Vic Park high-rise plan sunk

The Town of Victoria Park has knocked back an application for a 12-storey residential and commercial development near the foreshore at Burswood, further illustrating the growing issue of high-rise development.

At a late March meeting, the council was split 4-3 against the Campion Design Group proposal for 71 multiple dwellings and offices at Hawthorne Place, Burswood.

Of the 1360 letters the council sent to the owners and occupiers of properties within the consultation area, 130 objections were received, mostly regarding height and the potential loss of views, setback distance to street and parking issues.

The development has a four-storey office component on the southern end of the site, while the residential component graduates in height from three storeys where it adjoins the offices, to a maximum of 12 residential storeys, plus a storey under the roof form, which screens and contains plants and services plus a viewing platform. 

Victoria Park approved the development of the Sands and MacDougall site at 53-63 Burswood Road in December of 2002, which comprises a 12-storey residential and commercial building.
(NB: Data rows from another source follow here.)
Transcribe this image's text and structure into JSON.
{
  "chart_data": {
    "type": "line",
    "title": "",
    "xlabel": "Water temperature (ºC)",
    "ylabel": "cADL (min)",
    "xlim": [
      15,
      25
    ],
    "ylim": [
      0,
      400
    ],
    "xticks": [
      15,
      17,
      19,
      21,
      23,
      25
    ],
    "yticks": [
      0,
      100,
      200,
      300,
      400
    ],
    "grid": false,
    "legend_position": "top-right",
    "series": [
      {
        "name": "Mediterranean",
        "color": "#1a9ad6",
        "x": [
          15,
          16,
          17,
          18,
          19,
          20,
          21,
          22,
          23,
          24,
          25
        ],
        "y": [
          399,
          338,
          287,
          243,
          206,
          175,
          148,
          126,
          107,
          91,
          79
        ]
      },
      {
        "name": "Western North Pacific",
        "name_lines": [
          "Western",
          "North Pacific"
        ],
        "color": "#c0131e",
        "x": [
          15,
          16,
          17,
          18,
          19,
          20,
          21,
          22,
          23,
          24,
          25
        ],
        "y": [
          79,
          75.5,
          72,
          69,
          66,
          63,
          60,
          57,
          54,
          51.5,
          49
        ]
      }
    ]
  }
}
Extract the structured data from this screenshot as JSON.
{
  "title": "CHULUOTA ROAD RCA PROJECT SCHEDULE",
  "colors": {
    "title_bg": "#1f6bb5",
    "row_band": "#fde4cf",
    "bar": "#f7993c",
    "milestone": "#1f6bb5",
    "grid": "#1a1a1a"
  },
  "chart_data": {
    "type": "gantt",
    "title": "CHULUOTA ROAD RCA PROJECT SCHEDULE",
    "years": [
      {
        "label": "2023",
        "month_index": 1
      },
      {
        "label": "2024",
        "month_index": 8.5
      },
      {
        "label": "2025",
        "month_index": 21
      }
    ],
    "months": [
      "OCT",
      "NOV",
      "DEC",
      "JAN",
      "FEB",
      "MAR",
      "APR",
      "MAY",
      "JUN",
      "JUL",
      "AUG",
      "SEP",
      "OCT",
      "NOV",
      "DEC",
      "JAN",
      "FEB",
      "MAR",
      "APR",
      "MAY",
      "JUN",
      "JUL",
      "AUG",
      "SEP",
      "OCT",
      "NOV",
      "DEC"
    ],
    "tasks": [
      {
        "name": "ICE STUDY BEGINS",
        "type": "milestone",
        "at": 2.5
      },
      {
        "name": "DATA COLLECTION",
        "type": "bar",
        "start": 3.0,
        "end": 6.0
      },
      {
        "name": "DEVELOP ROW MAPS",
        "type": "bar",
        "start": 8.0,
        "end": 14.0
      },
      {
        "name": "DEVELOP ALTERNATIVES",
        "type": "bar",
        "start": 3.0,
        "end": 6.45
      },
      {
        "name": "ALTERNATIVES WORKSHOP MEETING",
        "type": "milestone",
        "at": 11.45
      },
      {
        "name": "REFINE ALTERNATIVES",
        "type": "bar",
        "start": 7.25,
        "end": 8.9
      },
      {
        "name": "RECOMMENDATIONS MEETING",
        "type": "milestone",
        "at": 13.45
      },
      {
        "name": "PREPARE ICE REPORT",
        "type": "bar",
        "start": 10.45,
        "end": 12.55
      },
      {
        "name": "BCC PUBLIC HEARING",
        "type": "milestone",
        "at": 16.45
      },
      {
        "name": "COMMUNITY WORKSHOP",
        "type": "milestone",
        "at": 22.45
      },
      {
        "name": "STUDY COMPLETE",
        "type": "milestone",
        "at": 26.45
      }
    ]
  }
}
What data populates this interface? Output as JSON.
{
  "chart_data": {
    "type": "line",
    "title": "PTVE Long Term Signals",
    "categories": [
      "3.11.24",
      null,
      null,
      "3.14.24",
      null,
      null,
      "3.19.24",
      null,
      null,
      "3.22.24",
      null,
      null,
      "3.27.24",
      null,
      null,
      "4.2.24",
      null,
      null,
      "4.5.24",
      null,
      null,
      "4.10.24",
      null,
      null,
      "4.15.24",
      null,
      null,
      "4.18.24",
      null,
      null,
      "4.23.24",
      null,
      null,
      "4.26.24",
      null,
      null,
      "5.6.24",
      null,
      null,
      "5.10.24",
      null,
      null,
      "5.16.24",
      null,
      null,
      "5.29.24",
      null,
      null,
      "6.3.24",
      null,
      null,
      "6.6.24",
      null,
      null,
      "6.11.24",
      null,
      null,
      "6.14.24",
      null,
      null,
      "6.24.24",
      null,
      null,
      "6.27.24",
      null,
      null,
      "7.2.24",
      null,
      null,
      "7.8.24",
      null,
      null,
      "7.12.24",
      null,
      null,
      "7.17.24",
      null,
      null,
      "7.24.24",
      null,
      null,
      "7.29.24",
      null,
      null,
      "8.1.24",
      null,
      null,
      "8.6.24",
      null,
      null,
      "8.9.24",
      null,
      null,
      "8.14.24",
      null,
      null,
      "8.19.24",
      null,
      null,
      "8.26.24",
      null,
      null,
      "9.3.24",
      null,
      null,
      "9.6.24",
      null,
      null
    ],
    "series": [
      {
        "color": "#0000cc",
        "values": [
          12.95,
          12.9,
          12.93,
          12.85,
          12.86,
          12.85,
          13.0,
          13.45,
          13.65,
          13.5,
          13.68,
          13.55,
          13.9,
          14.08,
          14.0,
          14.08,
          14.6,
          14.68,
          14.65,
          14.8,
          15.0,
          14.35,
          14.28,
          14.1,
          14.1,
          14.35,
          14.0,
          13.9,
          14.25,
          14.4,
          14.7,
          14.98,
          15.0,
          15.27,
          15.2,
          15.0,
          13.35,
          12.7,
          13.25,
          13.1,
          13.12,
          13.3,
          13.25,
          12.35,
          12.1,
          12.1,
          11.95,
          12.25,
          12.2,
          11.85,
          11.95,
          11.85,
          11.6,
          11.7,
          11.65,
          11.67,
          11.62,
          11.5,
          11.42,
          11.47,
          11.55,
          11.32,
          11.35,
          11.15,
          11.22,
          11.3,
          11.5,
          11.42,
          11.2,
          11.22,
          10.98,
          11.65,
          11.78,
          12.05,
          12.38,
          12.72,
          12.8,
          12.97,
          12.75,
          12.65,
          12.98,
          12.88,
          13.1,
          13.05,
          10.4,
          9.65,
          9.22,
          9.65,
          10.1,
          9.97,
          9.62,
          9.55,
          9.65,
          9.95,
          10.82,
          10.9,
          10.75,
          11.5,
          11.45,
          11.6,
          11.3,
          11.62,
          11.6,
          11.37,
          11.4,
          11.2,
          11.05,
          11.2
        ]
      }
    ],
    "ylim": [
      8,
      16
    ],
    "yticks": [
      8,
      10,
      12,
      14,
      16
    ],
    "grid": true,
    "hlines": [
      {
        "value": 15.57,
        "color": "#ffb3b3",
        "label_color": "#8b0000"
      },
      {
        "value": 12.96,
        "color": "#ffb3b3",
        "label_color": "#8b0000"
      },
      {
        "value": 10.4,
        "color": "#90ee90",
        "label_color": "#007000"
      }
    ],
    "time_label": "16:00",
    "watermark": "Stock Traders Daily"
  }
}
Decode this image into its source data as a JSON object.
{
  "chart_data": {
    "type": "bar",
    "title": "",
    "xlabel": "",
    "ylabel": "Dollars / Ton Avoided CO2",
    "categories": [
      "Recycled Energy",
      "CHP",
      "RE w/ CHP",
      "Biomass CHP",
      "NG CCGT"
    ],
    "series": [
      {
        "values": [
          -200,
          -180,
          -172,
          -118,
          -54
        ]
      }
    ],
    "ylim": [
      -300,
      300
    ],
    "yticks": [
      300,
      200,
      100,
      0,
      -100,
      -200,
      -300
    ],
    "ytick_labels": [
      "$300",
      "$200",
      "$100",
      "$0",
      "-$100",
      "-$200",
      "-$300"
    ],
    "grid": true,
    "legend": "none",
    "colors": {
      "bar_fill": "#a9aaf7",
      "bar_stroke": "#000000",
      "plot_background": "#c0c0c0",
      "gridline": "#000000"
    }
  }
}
In July 2005, the council issued planning approval for a mixed use commercial and residential development at 43-47 Burswood Road with an 11-storey residential component.

A sub-group of the design review committee conducted a study to consider the application ahead of the council meeting that considered the application, recommending support for the proposal, subject to a number of conditions.

“As the visual impact of a development is determined primarily by its metric height rather than the number of storeys, the proposal is considered reasonable and council discretion to vary the height is requested,” the urban design study said.

The overall building height to the top of the roof is 41.1 metres, which is below the 45m, 12-storey equivalent, set height limit recommended by the urban design study.

The design review committee said the proposal is for a high standard of development which contributes positively to the future development of the precinct.  Town of Victoria Park manager of planning and development services Rochelle Lavery said the precinct needed an “iconic” building such as the one proposed.

“It’s a very interesting design, is of high quality and fits within the criteria for development,” she said.

“Those locals who objected to the development were particularly located on the ridge where the building would partially obscure their views to the river. Others were worried about the car park, setbacks and increased traffic and congestion around the proposed development.”

Under the town planning scheme for the causeway precinct, planners recommend the area be developed as a business and residential area providing support services primarily for the city centre.

“Commercial uses will be the prime focus of the precinct, with the inclusion of residential uses as a mixed used or separate development,” the scheme states.

“The proposal is consistent with the statement of intent for the causeway precinct and the objectives for the office/residential zone.”

Ms Lavery said she expected Campion Design Group to appeal the decision to the State Administrative Tribunal.

Campion Design Group managing director Andrew Campion said the company would not comment on the decision as it was reviewing the plan.